鼻のほうはようやくかさぶたができて、回復に向かっているようだ。 昨日まで鼻の通りもよくなかったが、それも今日鼻の中でむずむずしていたものが塊となって取れたので、何かすっきりした。 「これで全快だ!」と言いたいところだが、ちょっと昨日自信をなくすことがあった。 実は昨日の日記を書いたあと、急に酔いが回ってきて、頭がガンガンしてきたのだ。 「そんなに飲んだわけでもないのにどうしたんだ? ひょっとして酒が弱くなったんかなあ」などと思って落ち込んでしまった。 「最近体調が良くないしのう」と無理に思おうとしたが、結局は体の衰えに思考が走る。 まあ、頭痛のほうは一晩寝たら治ったのだが、おそらく今後一升空けることは不可能だろう。 昨日は家に帰っても飲んだのだが、正味五合でこの低落だった。
昨日酒の上での失敗談を書いたが、別にぼくばかりが迷惑をかけまわっていたわけではない。 酔ってない時はちゃんと酔った人の介抱もしていた。 例えば高校2年の頃、柔道部の打ち上げで部員の一人が酔ってしまって、突然いなくなった。 校内を探していたら、写真部から聞き慣れた声がしてきた。 「ああ、ここにいた」と部室に入っていくと、なんと彼はそこで写真部の子を口説いている真っ最中であった。 それにしても何か変だ。 そして急に「東京弁でしゃべるよ」と言い出した。 『これはいかん』と思ったぼくは、彼を写真部から連れ出し、保健室に連れて行った。 保健室についたとたん彼は「気分が悪い」と言い出し、「洗面器ー」と言い出した。 保健室の先生が洗面器を用意し、「あんたクラブの責任者なんやけ、ちゃんと介抱してやらな」とそれをぼくに渡した。 しかたなく両手で洗面器を持ち、彼を吐かせた。 ぼくは顔を背けていたが、洗面器から伝わってくる温もりと、その時吐いた食べ物(あえて書きません)の臭いは今でも忘れない。

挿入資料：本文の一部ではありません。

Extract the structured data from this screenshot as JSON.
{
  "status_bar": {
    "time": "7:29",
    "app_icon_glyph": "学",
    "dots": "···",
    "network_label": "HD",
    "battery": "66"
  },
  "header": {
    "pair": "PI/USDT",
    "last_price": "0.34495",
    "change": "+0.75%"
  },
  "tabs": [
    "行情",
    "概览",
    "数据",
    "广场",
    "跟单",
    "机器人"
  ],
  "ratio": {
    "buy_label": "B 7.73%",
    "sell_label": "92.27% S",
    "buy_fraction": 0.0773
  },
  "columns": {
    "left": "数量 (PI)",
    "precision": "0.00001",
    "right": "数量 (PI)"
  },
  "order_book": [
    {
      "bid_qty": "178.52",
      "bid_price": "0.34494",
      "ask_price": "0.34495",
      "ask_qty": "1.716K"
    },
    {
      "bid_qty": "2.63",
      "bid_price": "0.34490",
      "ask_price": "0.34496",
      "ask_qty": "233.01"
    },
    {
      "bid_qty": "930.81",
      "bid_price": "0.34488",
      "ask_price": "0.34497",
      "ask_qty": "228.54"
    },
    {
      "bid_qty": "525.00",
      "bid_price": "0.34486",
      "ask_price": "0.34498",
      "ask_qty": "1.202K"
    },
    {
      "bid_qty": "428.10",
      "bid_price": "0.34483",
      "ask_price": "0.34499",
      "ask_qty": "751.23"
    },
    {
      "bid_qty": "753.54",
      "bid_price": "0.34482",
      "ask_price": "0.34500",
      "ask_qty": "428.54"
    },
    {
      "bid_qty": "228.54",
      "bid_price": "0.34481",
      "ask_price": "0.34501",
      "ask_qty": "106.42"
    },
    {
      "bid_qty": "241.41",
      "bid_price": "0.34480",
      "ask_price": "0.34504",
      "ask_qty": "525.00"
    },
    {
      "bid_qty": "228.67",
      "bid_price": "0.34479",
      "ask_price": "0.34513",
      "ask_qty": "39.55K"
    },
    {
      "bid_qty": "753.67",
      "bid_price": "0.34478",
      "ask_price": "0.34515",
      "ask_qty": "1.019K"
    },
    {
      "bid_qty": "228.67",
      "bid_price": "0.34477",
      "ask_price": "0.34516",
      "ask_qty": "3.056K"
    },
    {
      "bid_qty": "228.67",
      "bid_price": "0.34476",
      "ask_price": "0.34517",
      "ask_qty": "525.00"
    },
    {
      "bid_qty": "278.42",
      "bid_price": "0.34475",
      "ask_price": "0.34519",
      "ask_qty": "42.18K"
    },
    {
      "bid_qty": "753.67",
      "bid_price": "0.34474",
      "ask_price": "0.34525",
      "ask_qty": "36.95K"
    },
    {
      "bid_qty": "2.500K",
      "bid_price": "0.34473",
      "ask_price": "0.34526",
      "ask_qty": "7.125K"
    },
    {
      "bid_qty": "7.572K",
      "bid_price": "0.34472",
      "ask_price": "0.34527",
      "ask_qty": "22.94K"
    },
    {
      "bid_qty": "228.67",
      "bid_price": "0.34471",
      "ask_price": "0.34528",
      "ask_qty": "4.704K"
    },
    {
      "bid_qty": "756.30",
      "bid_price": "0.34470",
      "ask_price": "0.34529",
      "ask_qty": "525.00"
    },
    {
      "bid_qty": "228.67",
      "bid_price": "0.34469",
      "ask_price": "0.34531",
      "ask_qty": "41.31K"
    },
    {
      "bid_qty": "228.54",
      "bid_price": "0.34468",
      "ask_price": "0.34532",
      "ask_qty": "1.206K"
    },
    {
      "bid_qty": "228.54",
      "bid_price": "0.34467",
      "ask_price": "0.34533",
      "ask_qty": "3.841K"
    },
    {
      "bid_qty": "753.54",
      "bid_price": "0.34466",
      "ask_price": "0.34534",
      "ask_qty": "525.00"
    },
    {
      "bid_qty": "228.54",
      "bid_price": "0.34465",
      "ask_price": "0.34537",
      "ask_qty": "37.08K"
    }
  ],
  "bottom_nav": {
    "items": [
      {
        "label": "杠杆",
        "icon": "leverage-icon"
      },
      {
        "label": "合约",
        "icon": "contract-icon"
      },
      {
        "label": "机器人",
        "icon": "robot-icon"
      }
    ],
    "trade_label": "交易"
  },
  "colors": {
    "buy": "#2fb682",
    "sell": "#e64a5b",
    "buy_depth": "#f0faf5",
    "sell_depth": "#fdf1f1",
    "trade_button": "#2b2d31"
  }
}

東京にいた頃の話である。 ある日、KTという友人とKSという友人とぼくの3人で新宿に飲みに行った。 その帰りのことだ。 その日ぼくはKTのアパートがある千葉に泊まる予定にしていた。 一方のKSは途中の新小岩でおり家に帰る予定だった。 ところが、KSが錦糸町に着く頃突然「気分が悪い」と言い出し、途中でホームに降りた。 吐く様子はなかったが、夜風にあてて酔いを醒まそうということになった。 30分もいただろうか、場内放送で「まもなく電車が入ります。この電車は最終津田沼行きです」と言いだした。 ぼくはKTに「次最終やんか。それも津田沼までしか行かんぞ。どうするか?」と言った。 「歩いて帰るか」とKTは言った。 冗談じゃない。KTが住んでいたのは千葉市内“稲毛”であった。 ぼくが「おまえ、電車でも結構時間がかかるのに、歩いたら何時間かかると思っとるんか」と言うと、KTは「そりゃそうだ」と言う。 「とにかく津田沼まで行こう。で、KSはどうする? このまま新小岩で降ろすわけもいかんし」 すると、KSは「おれは平気だよ。ちゃんと帰れるよ」と言い出した。 「大丈夫か?」と聞くと、「うん」と言いながらKSは立ち上がったが、そのままこけた。 仕方がないので、KSもKTの家に泊めることにした。
津田沼に着き、そこから3人のお金を寄せ集め、稲毛までタクシーで行くことにした。 タクシーの中でついに恐れていたことが起こった。 KSが「吐きそう」と言い出したのだ。 ぼくは「運転手さん、停めてください」と言って、KSを外に連れ出し吐かせた。 KSが「もう大丈夫」と言ったので、またタクシーに乗った。 しばらく時間がたってから、KSが「また吐きそう」と言い出した。 そこでぼくはまた「運転手さん」と言うと、運転手は「ここでは停められないよ」と言った。 といってKSを吐かせるわけにはいかない。 車の中で吐くと、あとが厄介だ。 「どうしよう?」と思った挙句、ぼくは着ていたトレーナーを脱ぎ、「おい、ここに吐け」とKSにトレーナーを渡した。 KSは躊躇しながらも、トレーナーに向かって思いっきり吐いてくれた。 その後は落ち着いたのか、KSのアパートまで何とか吐かずに行った。 もちろん、そのトレーナーは通りのごみ箱に捨てたが、その夜の寒かったことといったらなかった。 翌日ぼくはしっかり風邪を引いた。
ということで昨日と今日の日記は、人生持ちつ持たれつという話でございました。